Mohamed ElBaradei has said that the threat of Iran developing a bomb has been "hyped."

Doesn't the Non-Aligned Movement support Iran?

The NAM, representing 120 nations, issued a statement in July 2008 supporting Iran's right to develop peaceful nuclear power. Iran said this reflected international support for its position. The statement did not directly criticise UN sanctions against Iran, though it said that any issues should be dealt within the IAEA. It also appeared to accept that there are some problems remaining when it said: "Diplomacy and dialogue through peaceful means must continue to find a comprehensive and long-term solution to the Iranian nuclear issue."

Don't existing nuclear powers have obligations to get rid of their weapons under the NPT?

Article VI commits them to "pursue negotiations in good faith on effective measures relating to cessation of the nuclear arms race at an early date and to nuclear disarmament". The nuclear powers claim they have done this by reducing their warheads, but critics say they have not really moved towards nuclear disarmament.
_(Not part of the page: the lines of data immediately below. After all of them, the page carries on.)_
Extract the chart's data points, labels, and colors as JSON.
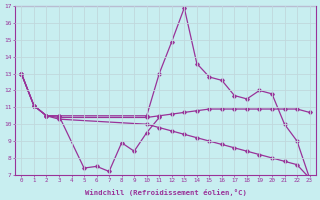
{
  "xlabel": "Windchill (Refroidissement éolien,°C)",
  "bg_color": "#c8eef0",
  "line_color": "#993399",
  "grid_color": "#c0d8dc",
  "ylim": [
    7,
    17
  ],
  "xlim": [
    -0.5,
    23.5
  ],
  "yticks": [
    7,
    8,
    9,
    10,
    11,
    12,
    13,
    14,
    15,
    16,
    17
  ],
  "xticks": [
    0,
    1,
    2,
    3,
    4,
    5,
    6,
    7,
    8,
    9,
    10,
    11,
    12,
    13,
    14,
    15,
    16,
    17,
    18,
    19,
    20,
    21,
    22,
    23
  ],
  "series": [
    {
      "x": [
        0,
        1,
        2,
        3,
        10,
        11,
        12,
        13,
        14,
        15,
        16,
        17,
        18,
        19,
        20,
        21,
        22,
        23
      ],
      "y": [
        13,
        11.1,
        10.5,
        10.5,
        10.5,
        13.0,
        14.9,
        16.9,
        13.6,
        12.8,
        12.6,
        11.7,
        11.5,
        12.0,
        11.8,
        10.0,
        9.0,
        6.8
      ]
    },
    {
      "x": [
        0,
        1,
        2,
        3,
        5,
        6,
        7,
        8,
        9,
        10,
        11
      ],
      "y": [
        13,
        11.1,
        10.5,
        10.5,
        7.4,
        7.5,
        7.2,
        8.9,
        8.4,
        9.5,
        10.4
      ]
    },
    {
      "x": [
        0,
        1,
        2,
        3,
        10,
        11,
        12,
        13,
        14,
        15,
        16,
        17,
        18,
        19,
        20,
        21,
        22,
        23
      ],
      "y": [
        13,
        11.1,
        10.5,
        10.4,
        10.4,
        10.5,
        10.6,
        10.7,
        10.8,
        10.9,
        10.9,
        10.9,
        10.9,
        10.9,
        10.9,
        10.9,
        10.9,
        10.7
      ]
    },
    {
      "x": [
        0,
        1,
        2,
        3,
        10,
        11,
        12,
        13,
        14,
        15,
        16,
        17,
        18,
        19,
        20,
        21,
        22,
        23
      ],
      "y": [
        13,
        11.1,
        10.5,
        10.3,
        10.0,
        9.8,
        9.6,
        9.4,
        9.2,
        9.0,
        8.8,
        8.6,
        8.4,
        8.2,
        8.0,
        7.8,
        7.6,
        6.8
      ]
    }
  ]
}
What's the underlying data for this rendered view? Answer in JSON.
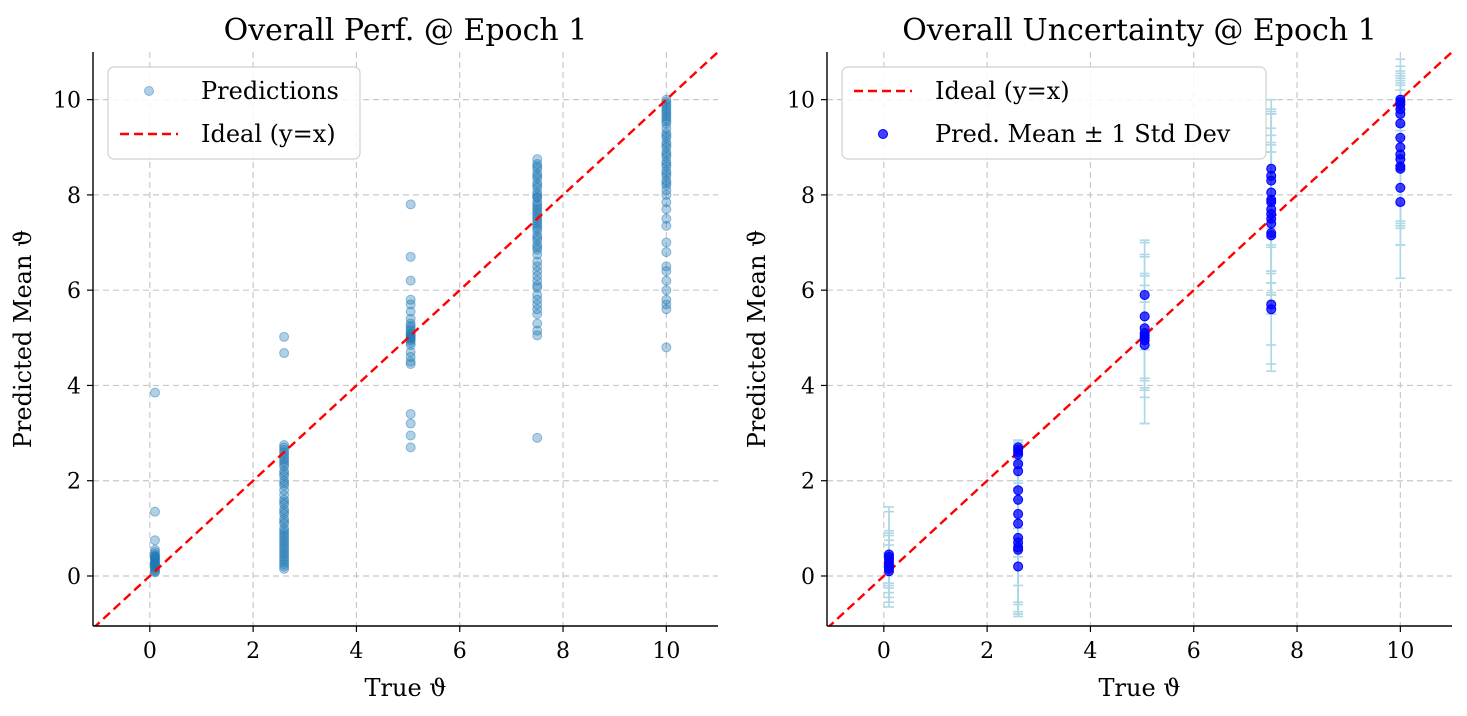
{
  "chart_data": [
    {
      "type": "scatter",
      "title": "Overall Perf. @ Epoch 1",
      "xlabel": "True ϑ",
      "ylabel": "Predicted Mean ϑ",
      "xlim": [
        -1.1,
        11.0
      ],
      "ylim": [
        -1.05,
        11.0
      ],
      "xticks": [
        0,
        2,
        4,
        6,
        8,
        10
      ],
      "yticks": [
        0,
        2,
        4,
        6,
        8,
        10
      ],
      "grid": true,
      "legend_position": "top-left",
      "colors": {
        "points": "#1f77b4",
        "ideal": "#ff0000"
      },
      "legend": [
        {
          "label": "Predictions",
          "kind": "marker"
        },
        {
          "label": "Ideal (y=x)",
          "kind": "dashed-line"
        }
      ],
      "ideal_line": {
        "from": [
          -1.1,
          -1.1
        ],
        "to": [
          11.0,
          11.0
        ]
      },
      "series": [
        {
          "name": "Predictions",
          "x": [
            0.1,
            0.1,
            0.1,
            0.1,
            0.1,
            0.1,
            0.1,
            0.1,
            0.1,
            0.1,
            0.1,
            0.1,
            0.1,
            0.1,
            0.1,
            0.1,
            0.1,
            0.1,
            0.1,
            0.1,
            0.1,
            0.1,
            2.6,
            2.6,
            2.6,
            2.6,
            2.6,
            2.6,
            2.6,
            2.6,
            2.6,
            2.6,
            2.6,
            2.6,
            2.6,
            2.6,
            2.6,
            2.6,
            2.6,
            2.6,
            2.6,
            2.6,
            2.6,
            2.6,
            2.6,
            2.6,
            2.6,
            2.6,
            2.6,
            2.6,
            2.6,
            2.6,
            2.6,
            2.6,
            2.6,
            2.6,
            2.6,
            2.6,
            2.6,
            2.6,
            2.6,
            2.6,
            2.6,
            2.6,
            2.6,
            2.6,
            2.6,
            2.6,
            2.6,
            5.05,
            5.05,
            5.05,
            5.05,
            5.05,
            5.05,
            5.05,
            5.05,
            5.05,
            5.05,
            5.05,
            5.05,
            5.05,
            5.05,
            5.05,
            5.05,
            5.05,
            5.05,
            5.05,
            5.05,
            5.05,
            5.05,
            5.05,
            5.05,
            5.05,
            5.05,
            5.05,
            5.05,
            7.5,
            7.5,
            7.5,
            7.5,
            7.5,
            7.5,
            7.5,
            7.5,
            7.5,
            7.5,
            7.5,
            7.5,
            7.5,
            7.5,
            7.5,
            7.5,
            7.5,
            7.5,
            7.5,
            7.5,
            7.5,
            7.5,
            7.5,
            7.5,
            7.5,
            7.5,
            7.5,
            7.5,
            7.5,
            7.5,
            7.5,
            7.5,
            7.5,
            7.5,
            7.5,
            7.5,
            7.5,
            7.5,
            7.5,
            7.5,
            7.5,
            7.5,
            7.5,
            7.5,
            7.5,
            7.5,
            7.5,
            7.5,
            7.5,
            7.5,
            10.0,
            10.0,
            10.0,
            10.0,
            10.0,
            10.0,
            10.0,
            10.0,
            10.0,
            10.0,
            10.0,
            10.0,
            10.0,
            10.0,
            10.0,
            10.0,
            10.0,
            10.0,
            10.0,
            10.0,
            10.0,
            10.0,
            10.0,
            10.0,
            10.0,
            10.0,
            10.0,
            10.0,
            10.0,
            10.0,
            10.0,
            10.0,
            10.0,
            10.0,
            10.0,
            10.0,
            10.0,
            10.0,
            10.0,
            10.0,
            10.0,
            10.0,
            10.0,
            10.0,
            10.0,
            10.0
          ],
          "y": [
            3.85,
            1.35,
            0.75,
            0.55,
            0.5,
            0.45,
            0.42,
            0.4,
            0.38,
            0.35,
            0.33,
            0.3,
            0.28,
            0.26,
            0.24,
            0.22,
            0.2,
            0.18,
            0.15,
            0.12,
            0.1,
            0.08,
            5.02,
            4.68,
            2.75,
            2.7,
            2.65,
            2.6,
            2.55,
            2.5,
            2.45,
            2.4,
            2.3,
            2.2,
            2.1,
            2.0,
            1.9,
            1.8,
            1.7,
            1.6,
            1.5,
            1.4,
            1.3,
            1.2,
            1.1,
            1.0,
            0.95,
            0.9,
            0.85,
            0.8,
            0.75,
            0.7,
            0.65,
            0.6,
            0.55,
            0.5,
            0.45,
            0.4,
            0.35,
            0.3,
            0.25,
            0.2,
            0.15,
            1.55,
            1.35,
            1.15,
            2.35,
            2.15,
            1.95,
            7.8,
            6.7,
            6.2,
            5.8,
            5.7,
            5.55,
            5.4,
            5.3,
            5.25,
            5.2,
            5.15,
            5.1,
            5.08,
            5.05,
            5.02,
            5.0,
            4.98,
            4.95,
            4.9,
            4.85,
            4.7,
            4.5,
            4.45,
            3.4,
            3.2,
            2.95,
            2.7,
            4.6,
            8.75,
            8.65,
            8.55,
            8.45,
            8.35,
            8.25,
            8.15,
            8.05,
            7.95,
            7.85,
            7.75,
            7.65,
            7.55,
            7.45,
            7.35,
            7.25,
            7.15,
            7.05,
            6.95,
            6.85,
            6.75,
            6.6,
            6.4,
            6.3,
            6.2,
            6.05,
            5.9,
            5.8,
            5.7,
            5.6,
            5.5,
            5.3,
            5.15,
            5.05,
            2.9,
            7.95,
            7.7,
            7.5,
            7.3,
            7.1,
            6.9,
            7.4,
            7.6,
            7.8,
            8.0,
            8.2,
            8.4,
            8.6,
            6.5,
            6.1,
            10.0,
            9.95,
            9.9,
            9.85,
            9.8,
            9.75,
            9.7,
            9.65,
            9.6,
            9.55,
            9.5,
            9.4,
            9.3,
            9.2,
            9.1,
            9.0,
            8.9,
            8.8,
            8.7,
            8.6,
            8.5,
            8.4,
            8.3,
            8.2,
            8.1,
            8.0,
            7.85,
            7.7,
            7.5,
            7.35,
            7.0,
            6.8,
            6.5,
            6.4,
            6.2,
            6.0,
            5.8,
            5.7,
            5.6,
            4.8,
            9.25,
            9.05,
            8.85,
            8.65,
            8.45,
            8.25
          ]
        }
      ]
    },
    {
      "type": "scatter",
      "title": "Overall Uncertainty @ Epoch 1",
      "xlabel": "True ϑ",
      "ylabel": "Predicted Mean ϑ",
      "xlim": [
        -1.1,
        11.0
      ],
      "ylim": [
        -1.05,
        11.0
      ],
      "xticks": [
        0,
        2,
        4,
        6,
        8,
        10
      ],
      "yticks": [
        0,
        2,
        4,
        6,
        8,
        10
      ],
      "grid": true,
      "legend_position": "top-left",
      "colors": {
        "points": "#0000ff",
        "errorbars": "#add8e6",
        "ideal": "#ff0000"
      },
      "legend": [
        {
          "label": "Ideal (y=x)",
          "kind": "dashed-line"
        },
        {
          "label": "Pred. Mean ± 1 Std Dev",
          "kind": "marker"
        }
      ],
      "ideal_line": {
        "from": [
          -1.1,
          -1.1
        ],
        "to": [
          11.0,
          11.0
        ]
      },
      "series": [
        {
          "name": "Pred. Mean ± 1 Std Dev",
          "x": [
            0.1,
            0.1,
            0.1,
            0.1,
            0.1,
            0.1,
            0.1,
            0.1,
            2.6,
            2.6,
            2.6,
            2.6,
            2.6,
            2.6,
            2.6,
            2.6,
            2.6,
            2.6,
            2.6,
            2.6,
            2.6,
            2.6,
            2.6,
            5.05,
            5.05,
            5.05,
            5.05,
            5.05,
            5.05,
            5.05,
            5.05,
            7.5,
            7.5,
            7.5,
            7.5,
            7.5,
            7.5,
            7.5,
            7.5,
            7.5,
            7.5,
            7.5,
            7.5,
            7.5,
            7.5,
            10.0,
            10.0,
            10.0,
            10.0,
            10.0,
            10.0,
            10.0,
            10.0,
            10.0,
            10.0,
            10.0,
            10.0,
            10.0,
            10.0
          ],
          "y": [
            0.45,
            0.4,
            0.35,
            0.3,
            0.25,
            0.2,
            0.15,
            0.1,
            2.7,
            2.65,
            2.6,
            2.55,
            2.35,
            2.2,
            1.8,
            1.6,
            1.3,
            1.1,
            0.8,
            0.7,
            0.6,
            0.55,
            0.2,
            5.9,
            5.45,
            5.2,
            5.1,
            5.05,
            5.0,
            4.95,
            4.85,
            8.55,
            8.4,
            8.3,
            8.05,
            7.85,
            7.7,
            7.6,
            7.5,
            7.4,
            7.2,
            7.15,
            5.7,
            5.6,
            7.9,
            10.0,
            9.95,
            9.9,
            9.8,
            9.5,
            9.2,
            9.0,
            8.85,
            8.75,
            8.6,
            8.55,
            8.15,
            7.85,
            9.7
          ],
          "err": [
            0.9,
            1.05,
            0.55,
            0.45,
            0.6,
            0.75,
            0.5,
            0.35,
            0.15,
            0.2,
            0.25,
            0.2,
            0.4,
            0.6,
            1.0,
            1.2,
            1.5,
            1.65,
            1.6,
            1.55,
            1.4,
            1.3,
            0.8,
            1.15,
            1.3,
            1.1,
            1.9,
            1.3,
            1.1,
            1.75,
            0.9,
            1.25,
            1.3,
            1.4,
            1.65,
            1.9,
            1.55,
            1.45,
            1.6,
            1.5,
            1.7,
            2.85,
            1.25,
            0.75,
            1.5,
            0.55,
            0.5,
            0.4,
            0.6,
            1.0,
            1.4,
            1.7,
            1.5,
            1.3,
            1.2,
            2.3,
            1.2,
            0.9,
            0.5
          ]
        }
      ]
    }
  ]
}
Critics also argue that the US and UK have broken the treaty by transferring nuclear technology from one to another. The US and UK say that this is not affected by the NPT.

Doesn't Israel have a nuclear bomb?

Yes. Israel, however, is not a party to the NPT, so is not obliged to report to it. Neither are India or Pakistan, both of which have developed nuclear weapons. North Korea has left the treaty and has announced that it has acquired a nuclear weapons capacity.